The questions that remain worth asking include: how do we ringfence safe AI use, validate the insights it provides, and redeploy the displaced human workforce?
AI and Changing Markets
At the level of markets, AI is reshaping the value chain, while giving birth to entirely new services, sparking something of a goldrush in B2B AI tool innovation.
Take just one industry: finance. This is an arena in which 100% accuracy is required. This has made Fintech slow adopters of GenAI, which can only claim a 90% accuracy rating when creating content (at time of writing). AI’s tendency to “hallucinate” facts has been well-reported.
However, AI in partnership with human prompters, editors, and managers, can supply the 100% accuracy that Fintech demands. For an industry that could significantly benefit to achieve huge potential gains, the fallacy of out-of-control AIs running unchecked needs to be countered.
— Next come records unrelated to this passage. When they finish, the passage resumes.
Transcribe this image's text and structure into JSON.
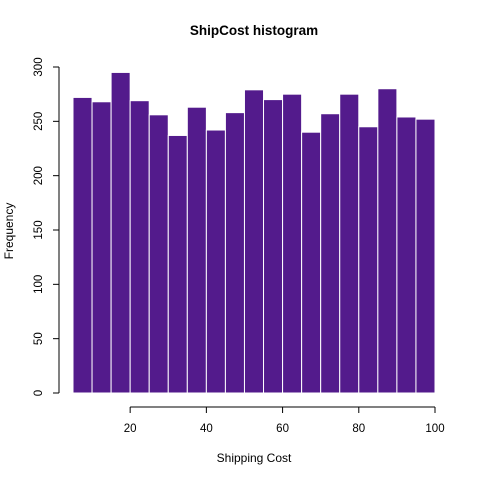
{
  "chart_data": {
    "type": "bar",
    "title": "ShipCost histogram",
    "xlabel": "Shipping Cost",
    "ylabel": "Frequency",
    "bar_color": "#531b8c",
    "bin_edges": [
      5,
      10,
      15,
      20,
      25,
      30,
      35,
      40,
      45,
      50,
      55,
      60,
      65,
      70,
      75,
      80,
      85,
      90,
      95,
      100
    ],
    "values": [
      272,
      268,
      295,
      269,
      256,
      237,
      263,
      242,
      258,
      279,
      270,
      275,
      240,
      257,
      275,
      245,
      280,
      254,
      252
    ],
    "xlim": [
      5,
      100
    ],
    "ylim": [
      0,
      300
    ],
    "x_ticks": [
      20,
      40,
      60,
      80,
      100
    ],
    "y_ticks": [
      0,
      50,
      100,
      150,
      200,
      250,
      300
    ],
    "x_tick_labels": [
      "20",
      "40",
      "60",
      "80",
      "100"
    ],
    "y_tick_labels": [
      "0",
      "50",
      "100",
      "150",
      "200",
      "250",
      "300"
    ],
    "grid": false
  }
}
A recent article by Bain Capital Ventures, identified ten radically varied Fintech processes that could be revolutionized with GenAI, ranging from customized marketing to information validation, to risk identification. So many aspects of FinTech can be optimized and automated with GenAI that it has been predicted that almost two thirds of Americans will use mobile or online banking by 2025.
Redefining the genAI value chain
A new value chain has been created, built up from the LLMs and Foundation models, to the consulting services which use AI tools to provide services with a predictive power scarcely imagined ten years ago. Tenfold productivity gains have become more than a CEO’s fever dream.
There will be three components of GenAI products in future, of which the Large Language Models (LLMs) currently grabbing the headlines will be but a small part. Cutting edge GenAI will require:
- Foundation Models and LLMs, becoming ever more sophisticated.
- Fine-tuning services producing domain-specific training data, and reinforcement learning processes with human experts in the driving seat.
- New workflows, spearheaded by providers who will design a bespoke use case from the ground up to deliver exactly what each client needs from the modular components available.
That’s where Evalueserve comes in, helping businesses realize the massive gains that GenAI and automation can offer, if properly designed, integrated, and implemented.
JPMorgan Chase’s CEO Jamie Dimon admitted in 2022 that “we already have more than 300 use cases in production today for risk, prospecting, marketing, and customer service.”
AI needn’t be anxiety inducing; it can be a powerhouse of industry and a value chain game-changer.